In December 1925, George Dewey Hay’s “WSM Barn Dance,” renamed the “Grand Ole Opry” in 1927, started broadcasting “hillbilly music.” (Hay dreamed up the idea for the Grand Ole Opry and similar radio shows after a 1919 visit to Mammoth Spring, AR, where he attended a hoedown after covering the funeral of a World War I hero as a reporter for a Memphis newspaper.) The Opry became a live stage show at the Ryman Auditorium in 1941. The show moved to Opryland in 1974. It was Roy Acuff who, in 1942, after having become a national star on the Opry broadcasts, organized Acuff-Rose Publishing, the first exclusively country-western-oriented publishing concern.
However, Nashville became known as the center of country-western music in 1949, which was the year that Alabama-born Hank Williams (who, at the insistence of his wife, Audrey, had introduced himself — and Audrey — to Acuff’s publishing partner, Fred Rose, in September 1946) recorded the smash hit “Lovesick Blues” (against the wishes of Rose), which stayed at the pole position on the Billboard country-western chart for 16 weeks, cemented Williams’ fame, and got him a spot in the Opry.

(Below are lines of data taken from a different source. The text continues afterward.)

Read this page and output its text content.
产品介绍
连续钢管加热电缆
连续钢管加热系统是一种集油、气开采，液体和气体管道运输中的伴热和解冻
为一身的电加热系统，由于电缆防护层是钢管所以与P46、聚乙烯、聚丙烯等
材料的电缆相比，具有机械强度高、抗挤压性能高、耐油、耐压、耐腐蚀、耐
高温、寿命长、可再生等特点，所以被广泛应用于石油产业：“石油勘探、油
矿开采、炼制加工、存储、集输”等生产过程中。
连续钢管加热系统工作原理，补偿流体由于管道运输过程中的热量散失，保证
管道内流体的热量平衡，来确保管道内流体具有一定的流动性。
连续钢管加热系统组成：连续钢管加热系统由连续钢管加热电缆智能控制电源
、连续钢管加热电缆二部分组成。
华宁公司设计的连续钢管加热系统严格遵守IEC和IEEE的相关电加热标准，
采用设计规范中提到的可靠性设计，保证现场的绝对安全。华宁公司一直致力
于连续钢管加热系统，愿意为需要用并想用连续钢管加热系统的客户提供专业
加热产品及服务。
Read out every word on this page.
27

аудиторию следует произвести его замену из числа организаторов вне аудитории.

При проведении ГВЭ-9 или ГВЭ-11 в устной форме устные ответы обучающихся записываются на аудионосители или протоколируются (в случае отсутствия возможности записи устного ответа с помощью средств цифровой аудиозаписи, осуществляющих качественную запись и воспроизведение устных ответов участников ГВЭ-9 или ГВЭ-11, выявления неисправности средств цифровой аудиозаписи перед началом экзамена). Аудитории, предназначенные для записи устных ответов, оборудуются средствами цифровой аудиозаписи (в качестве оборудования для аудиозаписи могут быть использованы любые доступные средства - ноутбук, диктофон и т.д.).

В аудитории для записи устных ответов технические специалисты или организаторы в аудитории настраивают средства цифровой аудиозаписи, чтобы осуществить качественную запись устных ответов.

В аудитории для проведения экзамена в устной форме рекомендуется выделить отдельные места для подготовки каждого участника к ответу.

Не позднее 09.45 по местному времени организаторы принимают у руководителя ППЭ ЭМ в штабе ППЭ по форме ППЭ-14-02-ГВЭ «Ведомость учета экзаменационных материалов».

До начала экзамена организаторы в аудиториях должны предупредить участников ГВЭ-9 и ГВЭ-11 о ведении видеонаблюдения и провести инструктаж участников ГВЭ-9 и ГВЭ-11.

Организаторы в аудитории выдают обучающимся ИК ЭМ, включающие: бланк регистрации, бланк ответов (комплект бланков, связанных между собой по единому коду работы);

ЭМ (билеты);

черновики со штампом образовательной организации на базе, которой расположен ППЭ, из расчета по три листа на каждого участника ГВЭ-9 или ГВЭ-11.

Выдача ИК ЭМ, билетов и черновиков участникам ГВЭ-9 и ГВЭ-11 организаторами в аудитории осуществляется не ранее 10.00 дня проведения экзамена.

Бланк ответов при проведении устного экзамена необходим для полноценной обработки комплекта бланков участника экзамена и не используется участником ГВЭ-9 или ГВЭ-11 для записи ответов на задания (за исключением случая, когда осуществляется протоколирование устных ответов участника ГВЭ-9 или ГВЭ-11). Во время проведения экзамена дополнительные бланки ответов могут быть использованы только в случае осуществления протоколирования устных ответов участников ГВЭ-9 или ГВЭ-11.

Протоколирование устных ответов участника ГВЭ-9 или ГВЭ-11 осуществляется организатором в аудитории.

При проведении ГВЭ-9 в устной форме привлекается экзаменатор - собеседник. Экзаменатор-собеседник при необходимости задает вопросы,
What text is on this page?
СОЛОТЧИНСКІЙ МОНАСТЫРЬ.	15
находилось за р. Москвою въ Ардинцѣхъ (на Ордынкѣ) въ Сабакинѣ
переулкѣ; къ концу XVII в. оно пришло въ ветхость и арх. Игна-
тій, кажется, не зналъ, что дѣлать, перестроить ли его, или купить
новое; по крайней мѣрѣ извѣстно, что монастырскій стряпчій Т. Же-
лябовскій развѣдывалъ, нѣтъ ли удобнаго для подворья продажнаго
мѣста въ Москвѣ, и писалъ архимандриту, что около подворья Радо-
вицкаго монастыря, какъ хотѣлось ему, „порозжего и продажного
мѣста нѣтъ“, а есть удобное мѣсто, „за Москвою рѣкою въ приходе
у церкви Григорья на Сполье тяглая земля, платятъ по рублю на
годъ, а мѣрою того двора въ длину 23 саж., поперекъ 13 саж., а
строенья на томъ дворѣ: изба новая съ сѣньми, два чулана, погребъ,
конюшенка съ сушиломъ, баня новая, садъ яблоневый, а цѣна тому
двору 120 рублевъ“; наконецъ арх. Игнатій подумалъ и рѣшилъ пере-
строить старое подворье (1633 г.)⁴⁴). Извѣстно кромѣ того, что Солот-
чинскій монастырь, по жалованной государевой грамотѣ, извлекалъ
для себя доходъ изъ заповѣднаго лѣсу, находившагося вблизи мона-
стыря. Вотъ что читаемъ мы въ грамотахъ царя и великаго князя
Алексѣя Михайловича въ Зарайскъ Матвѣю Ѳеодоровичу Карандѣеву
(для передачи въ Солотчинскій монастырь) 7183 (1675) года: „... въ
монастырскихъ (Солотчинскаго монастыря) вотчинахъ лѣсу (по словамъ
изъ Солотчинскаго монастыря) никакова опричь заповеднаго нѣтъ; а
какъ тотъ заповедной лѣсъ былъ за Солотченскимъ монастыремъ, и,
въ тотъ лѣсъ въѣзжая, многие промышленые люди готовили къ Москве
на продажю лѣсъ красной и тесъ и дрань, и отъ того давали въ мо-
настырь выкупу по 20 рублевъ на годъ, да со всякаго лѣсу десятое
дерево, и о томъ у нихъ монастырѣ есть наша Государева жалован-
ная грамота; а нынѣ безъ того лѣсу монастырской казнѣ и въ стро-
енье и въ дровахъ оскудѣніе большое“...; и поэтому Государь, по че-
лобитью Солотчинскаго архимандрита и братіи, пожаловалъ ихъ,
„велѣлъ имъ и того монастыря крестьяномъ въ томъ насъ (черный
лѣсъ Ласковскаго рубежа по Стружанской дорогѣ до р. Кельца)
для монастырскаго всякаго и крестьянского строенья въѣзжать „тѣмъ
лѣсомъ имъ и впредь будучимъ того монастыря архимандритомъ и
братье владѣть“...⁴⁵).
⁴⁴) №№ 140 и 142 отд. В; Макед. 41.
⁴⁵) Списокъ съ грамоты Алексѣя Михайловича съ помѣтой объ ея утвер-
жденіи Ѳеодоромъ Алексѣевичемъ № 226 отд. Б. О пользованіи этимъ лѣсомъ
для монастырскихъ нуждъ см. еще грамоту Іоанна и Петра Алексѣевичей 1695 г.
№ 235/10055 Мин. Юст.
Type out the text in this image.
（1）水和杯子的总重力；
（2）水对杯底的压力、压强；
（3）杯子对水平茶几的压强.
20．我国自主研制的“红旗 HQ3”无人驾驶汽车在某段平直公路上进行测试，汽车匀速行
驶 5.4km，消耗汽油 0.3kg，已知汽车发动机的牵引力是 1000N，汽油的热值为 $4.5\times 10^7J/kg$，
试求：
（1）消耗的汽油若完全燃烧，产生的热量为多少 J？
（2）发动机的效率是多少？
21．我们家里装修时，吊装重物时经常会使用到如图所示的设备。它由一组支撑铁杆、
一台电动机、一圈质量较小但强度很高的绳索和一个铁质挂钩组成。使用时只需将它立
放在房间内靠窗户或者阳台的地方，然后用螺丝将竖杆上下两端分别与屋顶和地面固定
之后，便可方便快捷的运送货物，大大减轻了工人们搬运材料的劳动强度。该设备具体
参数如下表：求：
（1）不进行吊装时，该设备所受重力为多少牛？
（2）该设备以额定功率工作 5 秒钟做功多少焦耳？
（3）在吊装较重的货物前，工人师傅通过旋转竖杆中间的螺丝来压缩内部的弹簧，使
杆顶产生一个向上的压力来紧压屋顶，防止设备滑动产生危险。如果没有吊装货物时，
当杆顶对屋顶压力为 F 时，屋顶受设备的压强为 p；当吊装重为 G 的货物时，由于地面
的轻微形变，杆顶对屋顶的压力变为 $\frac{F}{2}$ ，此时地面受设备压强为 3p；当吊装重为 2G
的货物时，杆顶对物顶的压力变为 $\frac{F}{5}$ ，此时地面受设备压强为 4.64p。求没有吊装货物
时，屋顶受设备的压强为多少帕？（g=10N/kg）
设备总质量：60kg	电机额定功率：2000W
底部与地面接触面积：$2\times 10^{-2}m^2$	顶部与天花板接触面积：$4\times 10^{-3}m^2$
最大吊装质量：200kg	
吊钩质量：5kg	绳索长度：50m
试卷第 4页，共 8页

Nashville seemed to be a wonderful place, and, it occurred to me, a livable place (although we spent maybe a total of an hour and a half there, and any judgments I make are naturally off-the-cuff). We drove around downtown and looked at the Ryman and the shops and sights of Broadway and Fifth Avenue. We jaunted over to the other side of town and looked at some of the sights of Music Row and the neighborhoods around Vanderbilt University. Nashville struck me as a lower-key and more elegant city than I’d pictured it, and I wish I’d had more time to spend there. It’s a place that deserves lengthy exploration and contemplation.